Une ordonnance n°2017-13895 du 22 septembre 2017, prise dans le cadre de la loi d’habilitation du 15 septembre 2017 pour le renforcement du dialogue social et qui entre dans le champ de la réforme dite du code du travail, est venue apporter des précisions sur la prévention et la prise en compte des effets de l’exposition à certains facteurs de risques professionnels et au compte professionnel de prévention.

Une des mesures de cette évolution réglementaire concerne les facteurs de risques. Sur les 10 facteurs de risques précédemment définis, 4 sortent du dispositif sur la pénibilité au travail : postures pénibles, vibrations, manutentions manuelles et agents chimiques dangereux.

Trois décrets d’application n°2017-1766, n°2017-1768 et n°2017-1769 du 27 décembre 2017 sont venus consolider ces mesures.

CHAMP D’APPLICATION

Le présent accord est applicable à l’ensemble du personnel de la société CODIFRANCE concerné par les facteurs de pénibilité identifiés dans le cadre du diagnostic réalisé par LEYTON, tel que décrit au Chapitre 2.

CHAPITRE 2 : IDENTIFICATION DES FACTEURS DE PENIBILITE

DÉFINITION DES FACTEURS DE PÉNIBILITÉ

Les parties à l’accord ont entendu retenir la définition des facteurs de pénibilité édictés par le Code du travail.

Les facteurs de pénibilité sont liés à des contraintes physiques marquées, à un environnement physique agressif ou à certains rythmes de travail susceptibles de laisser des traces durables identifiables et irréversibles sur sa santé.

Les facteurs de risques professionnels peuvent être répartis en trois catégories différentes, dépendantes de l’élément déclencheur.

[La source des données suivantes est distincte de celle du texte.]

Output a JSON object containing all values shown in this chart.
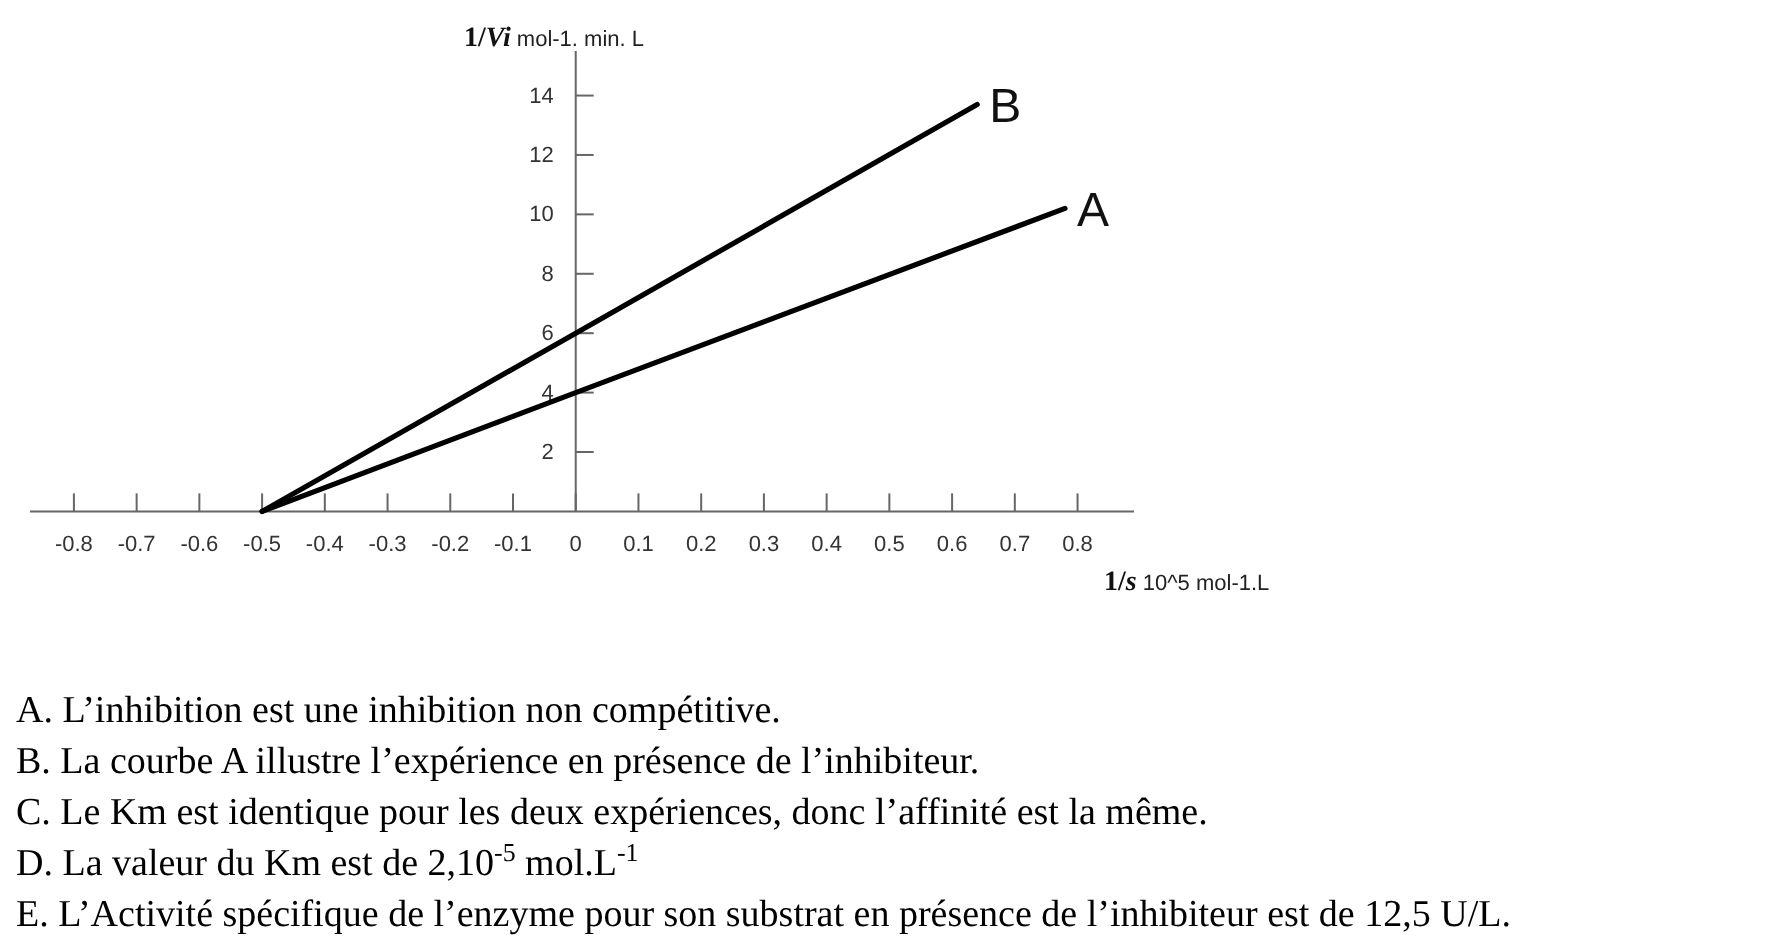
{
  "chart_data": {
    "type": "line",
    "xlabel": "1/s 10^5 mol-1.L",
    "ylabel": "1/Vi mol-1. min. L",
    "series": [
      {
        "name": "B",
        "color": "#000000",
        "x": [
          -0.5,
          0,
          0.64
        ],
        "values": [
          0,
          6,
          13.7
        ]
      },
      {
        "name": "A",
        "color": "#000000",
        "x": [
          -0.5,
          0,
          0.78
        ],
        "values": [
          0,
          4,
          10.2
        ]
      }
    ],
    "xlim": [
      -0.87,
      0.89
    ],
    "ylim": [
      0,
      15.5
    ],
    "xticks": [
      -0.8,
      -0.7,
      -0.6,
      -0.5,
      -0.4,
      -0.3,
      -0.2,
      -0.1,
      0,
      0.1,
      0.2,
      0.3,
      0.4,
      0.5,
      0.6,
      0.7,
      0.8
    ],
    "yticks": [
      2,
      4,
      6,
      8,
      10,
      12,
      14
    ],
    "annotations": [
      "A. L’inhibition est une inhibition non compétitive.",
      "B. La courbe A illustre l’expérience en présence de l’inhibiteur.",
      "C. Le Km est identique pour les deux expériences, donc l’affinité est la même.",
      "D. La valeur du Km est de 2,10$^{-5}$ mol.L$^{-1}$",
      "E. L’Activité spécifique de l’enzyme pour son substrat en présence de l’inhibiteur est de 12,5 U/L."
    ]
  }
}
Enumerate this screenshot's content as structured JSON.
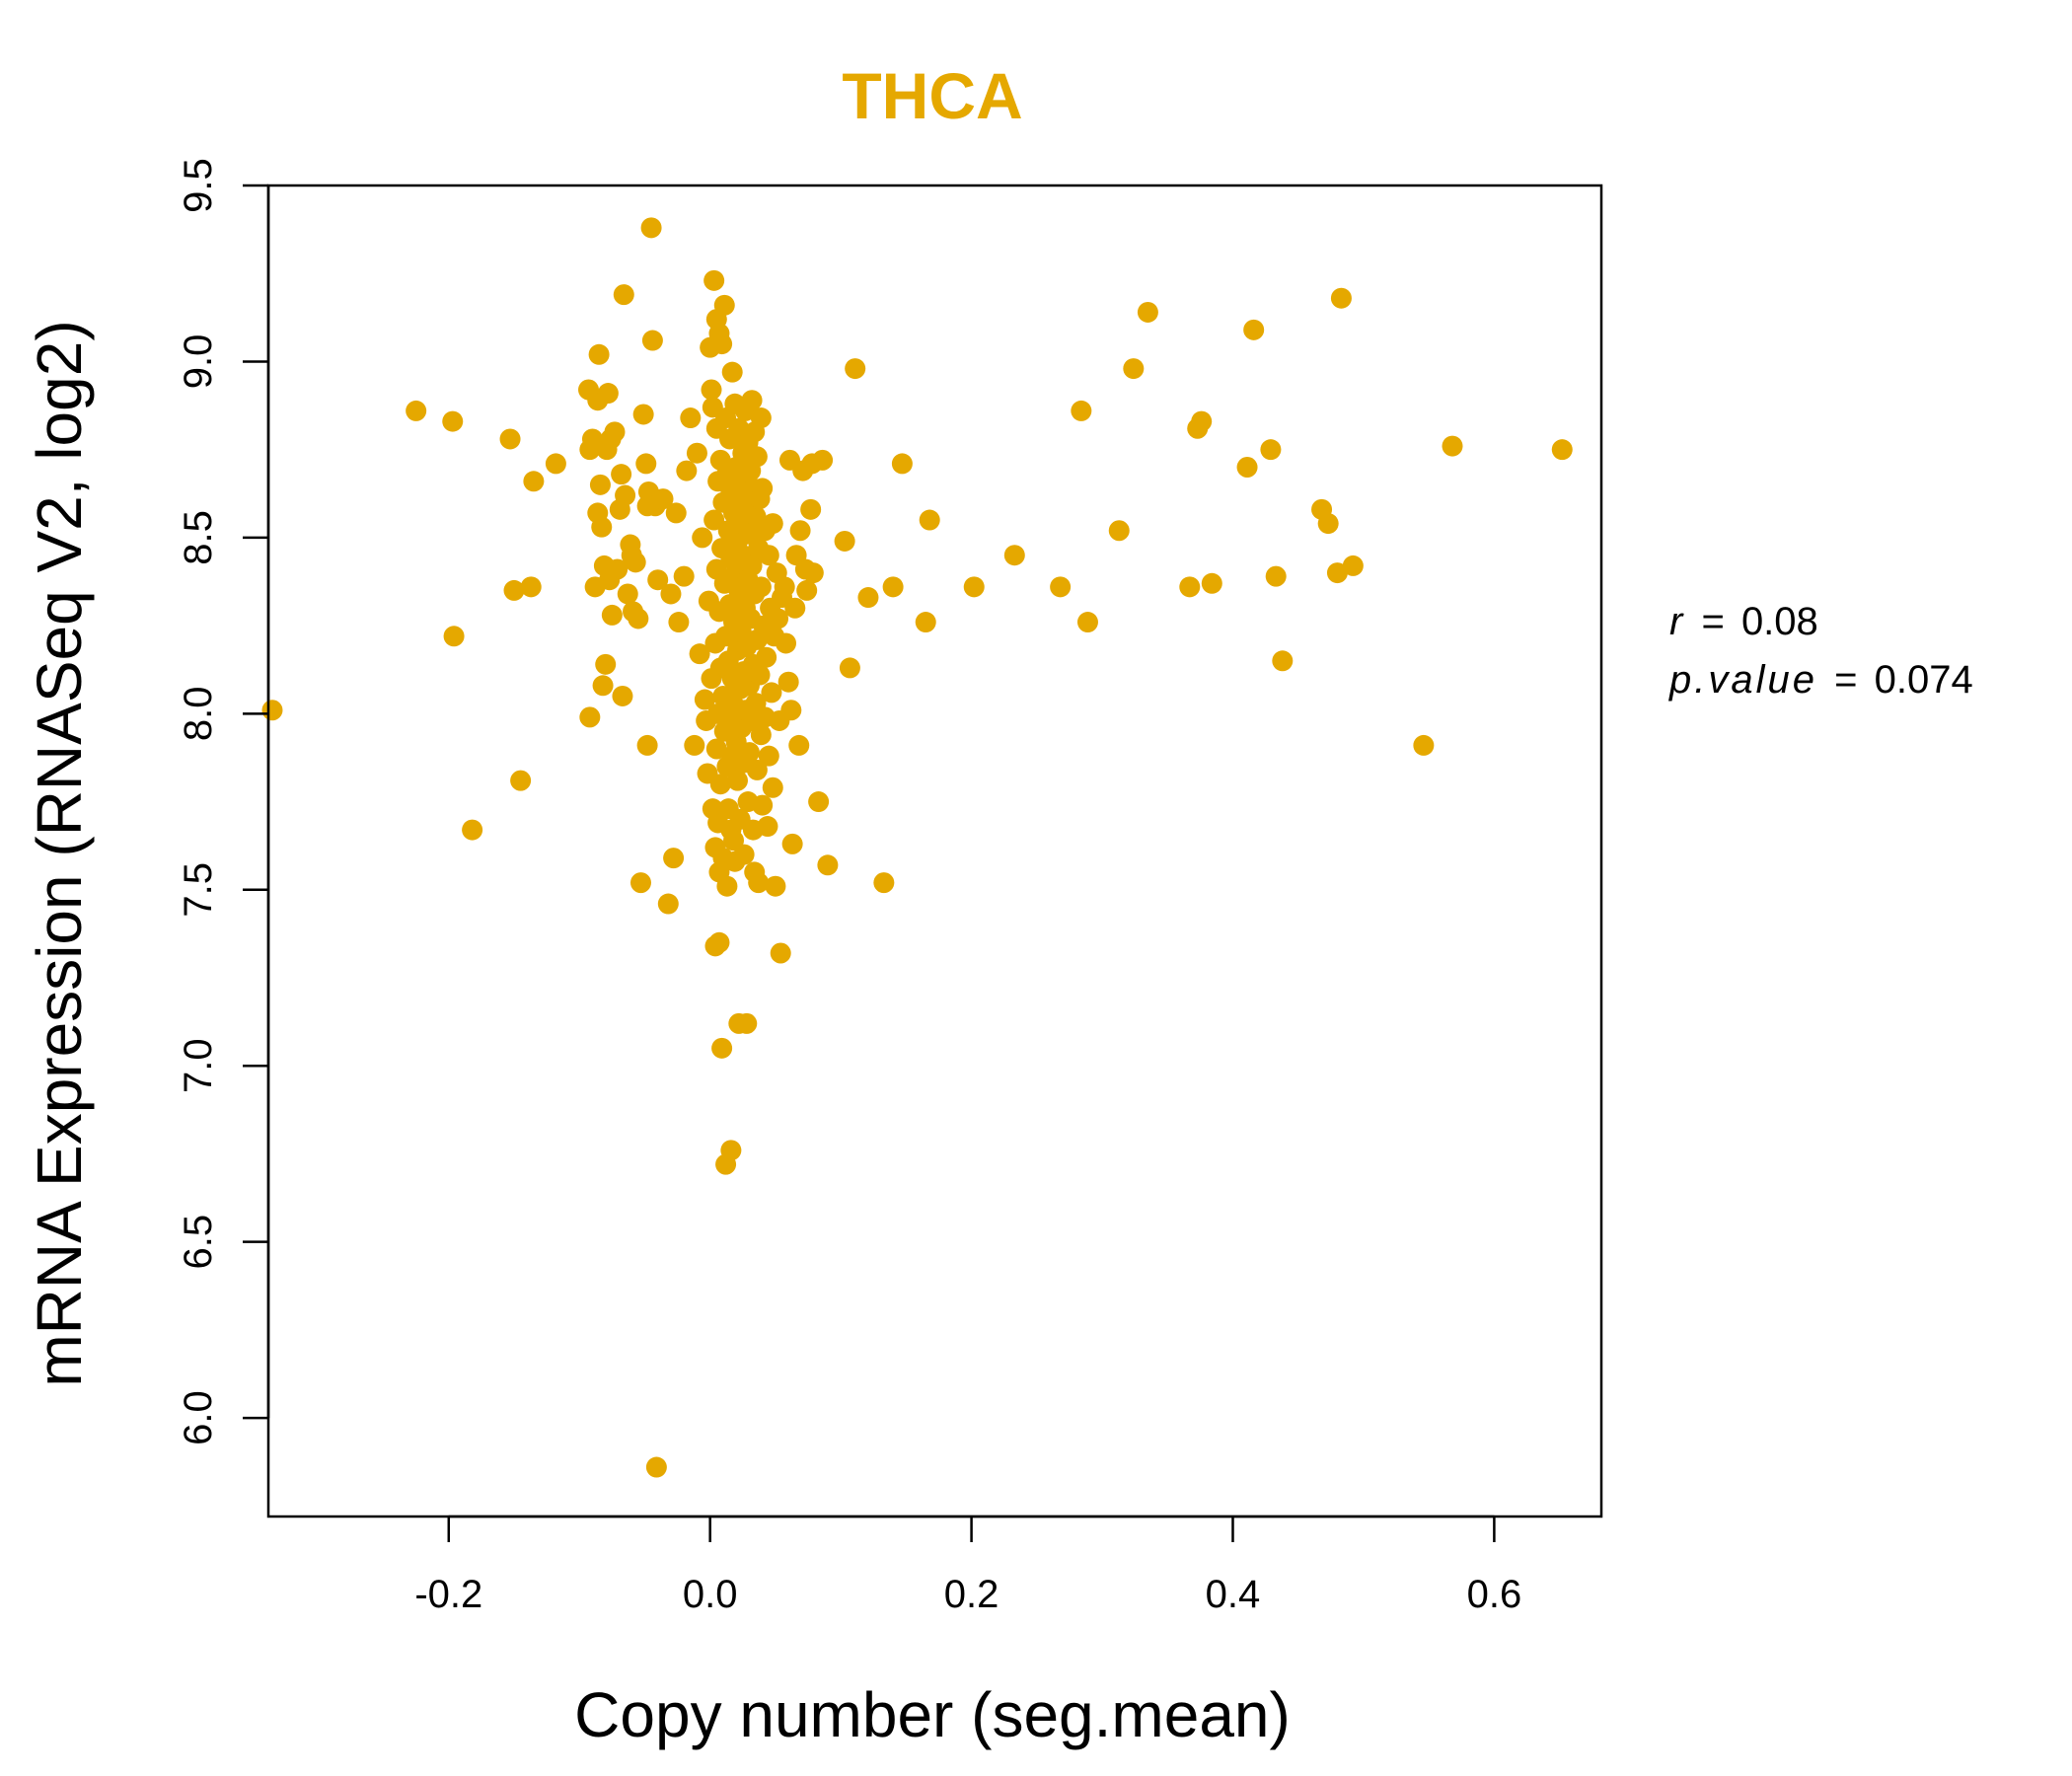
{
  "chart_data": {
    "type": "scatter",
    "title": "THCA",
    "xlabel": "Copy number (seg.mean)",
    "ylabel": "mRNA Expression (RNASeq V2, log2)",
    "xlim": [
      -0.338,
      0.682
    ],
    "ylim": [
      5.72,
      9.5
    ],
    "x_ticks": [
      "-0.2",
      "0.0",
      "0.2",
      "0.4",
      "0.6"
    ],
    "x_tick_values": [
      -0.2,
      0.0,
      0.2,
      0.4,
      0.6
    ],
    "y_ticks": [
      "6.0",
      "6.5",
      "7.0",
      "7.5",
      "8.0",
      "8.5",
      "9.0",
      "9.5"
    ],
    "y_tick_values": [
      6.0,
      6.5,
      7.0,
      7.5,
      8.0,
      8.5,
      9.0,
      9.5
    ],
    "color": "#E5A800",
    "grid": false,
    "stats": {
      "r_label": "r",
      "r_value": "0.08",
      "p_label": "p.value",
      "p_value": "0.074"
    },
    "points": [
      [
        -0.335,
        8.01
      ],
      [
        -0.225,
        8.86
      ],
      [
        -0.197,
        8.83
      ],
      [
        -0.196,
        8.22
      ],
      [
        -0.182,
        7.67
      ],
      [
        -0.153,
        8.78
      ],
      [
        -0.15,
        8.35
      ],
      [
        -0.145,
        7.81
      ],
      [
        -0.137,
        8.36
      ],
      [
        -0.135,
        8.66
      ],
      [
        -0.118,
        8.71
      ],
      [
        -0.093,
        8.92
      ],
      [
        -0.092,
        8.75
      ],
      [
        -0.092,
        7.99
      ],
      [
        -0.09,
        8.78
      ],
      [
        -0.088,
        8.36
      ],
      [
        -0.086,
        8.89
      ],
      [
        -0.086,
        8.57
      ],
      [
        -0.085,
        9.02
      ],
      [
        -0.084,
        8.65
      ],
      [
        -0.083,
        8.53
      ],
      [
        -0.082,
        8.08
      ],
      [
        -0.081,
        8.42
      ],
      [
        -0.08,
        8.14
      ],
      [
        -0.079,
        8.75
      ],
      [
        -0.078,
        8.91
      ],
      [
        -0.077,
        8.38
      ],
      [
        -0.076,
        8.78
      ],
      [
        -0.075,
        8.28
      ],
      [
        -0.073,
        8.8
      ],
      [
        -0.071,
        8.41
      ],
      [
        -0.069,
        8.58
      ],
      [
        -0.068,
        8.68
      ],
      [
        -0.067,
        8.05
      ],
      [
        -0.066,
        9.19
      ],
      [
        -0.065,
        8.62
      ],
      [
        -0.063,
        8.34
      ],
      [
        -0.061,
        8.48
      ],
      [
        -0.06,
        8.45
      ],
      [
        -0.059,
        8.29
      ],
      [
        -0.057,
        8.43
      ],
      [
        -0.055,
        8.27
      ],
      [
        -0.053,
        7.52
      ],
      [
        -0.051,
        8.85
      ],
      [
        -0.049,
        8.71
      ],
      [
        -0.048,
        8.59
      ],
      [
        -0.048,
        7.91
      ],
      [
        -0.047,
        8.63
      ],
      [
        -0.045,
        9.38
      ],
      [
        -0.044,
        9.06
      ],
      [
        -0.042,
        8.59
      ],
      [
        -0.041,
        5.86
      ],
      [
        -0.04,
        8.38
      ],
      [
        -0.036,
        8.61
      ],
      [
        -0.032,
        7.46
      ],
      [
        -0.03,
        8.34
      ],
      [
        -0.028,
        7.59
      ],
      [
        -0.026,
        8.57
      ],
      [
        -0.024,
        8.26
      ],
      [
        -0.02,
        8.39
      ],
      [
        -0.018,
        8.69
      ],
      [
        -0.015,
        8.84
      ],
      [
        -0.012,
        7.91
      ],
      [
        -0.01,
        8.74
      ],
      [
        -0.008,
        8.17
      ],
      [
        -0.006,
        8.5
      ],
      [
        -0.004,
        8.04
      ],
      [
        -0.003,
        7.98
      ],
      [
        -0.002,
        7.83
      ],
      [
        -0.001,
        8.32
      ],
      [
        0.0,
        9.04
      ],
      [
        0.001,
        8.92
      ],
      [
        0.001,
        8.1
      ],
      [
        0.002,
        8.87
      ],
      [
        0.002,
        7.73
      ],
      [
        0.003,
        9.23
      ],
      [
        0.003,
        8.55
      ],
      [
        0.004,
        8.2
      ],
      [
        0.004,
        7.62
      ],
      [
        0.004,
        7.34
      ],
      [
        0.005,
        9.12
      ],
      [
        0.005,
        8.81
      ],
      [
        0.005,
        8.41
      ],
      [
        0.005,
        7.9
      ],
      [
        0.006,
        8.66
      ],
      [
        0.006,
        8.0
      ],
      [
        0.006,
        7.69
      ],
      [
        0.007,
        9.08
      ],
      [
        0.007,
        8.29
      ],
      [
        0.007,
        7.55
      ],
      [
        0.007,
        7.35
      ],
      [
        0.008,
        8.72
      ],
      [
        0.008,
        8.13
      ],
      [
        0.008,
        7.8
      ],
      [
        0.009,
        9.05
      ],
      [
        0.009,
        8.47
      ],
      [
        0.009,
        7.05
      ],
      [
        0.01,
        8.6
      ],
      [
        0.01,
        8.05
      ],
      [
        0.01,
        7.59
      ],
      [
        0.011,
        9.16
      ],
      [
        0.011,
        8.37
      ],
      [
        0.011,
        7.95
      ],
      [
        0.012,
        8.84
      ],
      [
        0.012,
        8.22
      ],
      [
        0.012,
        6.72
      ],
      [
        0.013,
        8.68
      ],
      [
        0.013,
        7.85
      ],
      [
        0.013,
        7.51
      ],
      [
        0.014,
        8.52
      ],
      [
        0.014,
        8.15
      ],
      [
        0.014,
        7.73
      ],
      [
        0.015,
        8.78
      ],
      [
        0.015,
        8.31
      ],
      [
        0.015,
        7.99
      ],
      [
        0.016,
        8.63
      ],
      [
        0.016,
        8.44
      ],
      [
        0.016,
        7.67
      ],
      [
        0.016,
        6.76
      ],
      [
        0.017,
        8.97
      ],
      [
        0.017,
        8.1
      ],
      [
        0.017,
        7.88
      ],
      [
        0.018,
        8.57
      ],
      [
        0.018,
        8.26
      ],
      [
        0.018,
        7.64
      ],
      [
        0.019,
        8.88
      ],
      [
        0.019,
        8.02
      ],
      [
        0.019,
        7.58
      ],
      [
        0.02,
        8.7
      ],
      [
        0.02,
        8.4
      ],
      [
        0.02,
        7.92
      ],
      [
        0.021,
        8.49
      ],
      [
        0.021,
        8.18
      ],
      [
        0.021,
        7.81
      ],
      [
        0.022,
        8.81
      ],
      [
        0.022,
        8.35
      ],
      [
        0.022,
        7.12
      ],
      [
        0.023,
        8.62
      ],
      [
        0.023,
        8.07
      ],
      [
        0.023,
        7.7
      ],
      [
        0.024,
        8.54
      ],
      [
        0.024,
        8.23
      ],
      [
        0.024,
        7.96
      ],
      [
        0.025,
        8.74
      ],
      [
        0.025,
        8.45
      ],
      [
        0.025,
        7.86
      ],
      [
        0.026,
        8.66
      ],
      [
        0.026,
        8.12
      ],
      [
        0.026,
        7.6
      ],
      [
        0.027,
        8.86
      ],
      [
        0.027,
        8.3
      ],
      [
        0.027,
        8.01
      ],
      [
        0.028,
        8.59
      ],
      [
        0.028,
        8.19
      ],
      [
        0.028,
        7.12
      ],
      [
        0.029,
        8.77
      ],
      [
        0.029,
        8.38
      ],
      [
        0.029,
        7.75
      ],
      [
        0.03,
        8.51
      ],
      [
        0.03,
        8.08
      ],
      [
        0.03,
        7.89
      ],
      [
        0.031,
        8.69
      ],
      [
        0.031,
        8.27
      ],
      [
        0.032,
        8.89
      ],
      [
        0.032,
        8.42
      ],
      [
        0.032,
        7.98
      ],
      [
        0.033,
        8.64
      ],
      [
        0.033,
        8.14
      ],
      [
        0.033,
        7.67
      ],
      [
        0.034,
        8.8
      ],
      [
        0.034,
        8.34
      ],
      [
        0.034,
        7.55
      ],
      [
        0.035,
        8.56
      ],
      [
        0.035,
        8.03
      ],
      [
        0.036,
        8.73
      ],
      [
        0.036,
        8.21
      ],
      [
        0.036,
        7.84
      ],
      [
        0.037,
        8.47
      ],
      [
        0.037,
        7.52
      ],
      [
        0.038,
        8.61
      ],
      [
        0.038,
        8.11
      ],
      [
        0.039,
        8.84
      ],
      [
        0.039,
        8.36
      ],
      [
        0.039,
        7.94
      ],
      [
        0.04,
        8.64
      ],
      [
        0.04,
        7.74
      ],
      [
        0.041,
        8.25
      ],
      [
        0.042,
        8.52
      ],
      [
        0.042,
        7.99
      ],
      [
        0.043,
        8.16
      ],
      [
        0.044,
        7.68
      ],
      [
        0.045,
        8.45
      ],
      [
        0.045,
        7.88
      ],
      [
        0.046,
        8.3
      ],
      [
        0.047,
        8.06
      ],
      [
        0.048,
        8.54
      ],
      [
        0.048,
        7.79
      ],
      [
        0.049,
        8.22
      ],
      [
        0.05,
        7.51
      ],
      [
        0.051,
        8.4
      ],
      [
        0.052,
        8.27
      ],
      [
        0.053,
        7.98
      ],
      [
        0.054,
        7.32
      ],
      [
        0.055,
        8.33
      ],
      [
        0.057,
        8.36
      ],
      [
        0.058,
        8.2
      ],
      [
        0.06,
        8.09
      ],
      [
        0.061,
        8.72
      ],
      [
        0.062,
        8.01
      ],
      [
        0.063,
        7.63
      ],
      [
        0.065,
        8.3
      ],
      [
        0.066,
        8.45
      ],
      [
        0.068,
        7.91
      ],
      [
        0.069,
        8.52
      ],
      [
        0.071,
        8.69
      ],
      [
        0.073,
        8.41
      ],
      [
        0.074,
        8.35
      ],
      [
        0.077,
        8.58
      ],
      [
        0.078,
        8.71
      ],
      [
        0.079,
        8.4
      ],
      [
        0.083,
        7.75
      ],
      [
        0.086,
        8.72
      ],
      [
        0.09,
        7.57
      ],
      [
        0.103,
        8.49
      ],
      [
        0.107,
        8.13
      ],
      [
        0.111,
        8.98
      ],
      [
        0.121,
        8.33
      ],
      [
        0.133,
        7.52
      ],
      [
        0.14,
        8.36
      ],
      [
        0.147,
        8.71
      ],
      [
        0.165,
        8.26
      ],
      [
        0.168,
        8.55
      ],
      [
        0.202,
        8.36
      ],
      [
        0.233,
        8.45
      ],
      [
        0.268,
        8.36
      ],
      [
        0.284,
        8.86
      ],
      [
        0.289,
        8.26
      ],
      [
        0.313,
        8.52
      ],
      [
        0.324,
        8.98
      ],
      [
        0.335,
        9.14
      ],
      [
        0.367,
        8.36
      ],
      [
        0.373,
        8.81
      ],
      [
        0.376,
        8.83
      ],
      [
        0.384,
        8.37
      ],
      [
        0.411,
        8.7
      ],
      [
        0.416,
        9.09
      ],
      [
        0.429,
        8.75
      ],
      [
        0.433,
        8.39
      ],
      [
        0.438,
        8.15
      ],
      [
        0.468,
        8.58
      ],
      [
        0.473,
        8.54
      ],
      [
        0.48,
        8.4
      ],
      [
        0.483,
        9.18
      ],
      [
        0.492,
        8.42
      ],
      [
        0.546,
        7.91
      ],
      [
        0.568,
        8.76
      ],
      [
        0.652,
        8.75
      ]
    ]
  }
}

Catégorie 1 : Les contraintes physiques découlant de la nature du travail

Manutentions manuelles de charges

Postures pénibles (positions forcées des articulations)

Vibrations mécaniques

Catégorie 2 : Les facteurs de risques professionnels au titre de l'environnement physique agressif

Agents chimiques dangereux

Activités exercées en milieu hyperbare

Températures extrêmes

Bruit

Catégorie 3 : Les facteurs de risques professionnels au titre de certains rythmes de travail

Travail de nuit

Travail en équipes successives alternantes

Travail répétitif

Certains facteurs de pénibilité pris en compte dans le compte professionnel de prévention sont définis selon un critère d’intensité et un critère de durée. Ces seuils, définis réglementairement, sont appréciés après prise en compte des moyens de protection prévus par l’employeur : équipements de protection collective ou équipements de protection individuelle (casque, masque, etc.).

DIAGNOSTIC DES FACTEURS DE PENIBILITE AU SEIN DE LA SOCIETE

Le présent accord s'appuie sur un diagnostic préalable des situations de pénibilité dans l'entreprise. Celui-ci a été réalisé par un cabinet de conseil externe spécialisé, LEYTON, qui nous a rendu un rapport détaillé en février 2017, sur lequel nous nous basons pour toute étude sur les conditions de travail.

Ainsi, au 31 décembre 2017, les facteurs de pénibilité existant dans l'entreprise sont les suivants, étant précisé que le nombre de collaborateurs exposés a été arrêté à cette date et sera réévalué chaque année :

Manutention manuelle de charges

On entend par manutention de charge toute opération de transport ou de soutien d’une charge, dont le levage, la pose, la poussée, la traction, le port ou le déplacement exige l’effort physique d’un ou plusieurs travailleurs.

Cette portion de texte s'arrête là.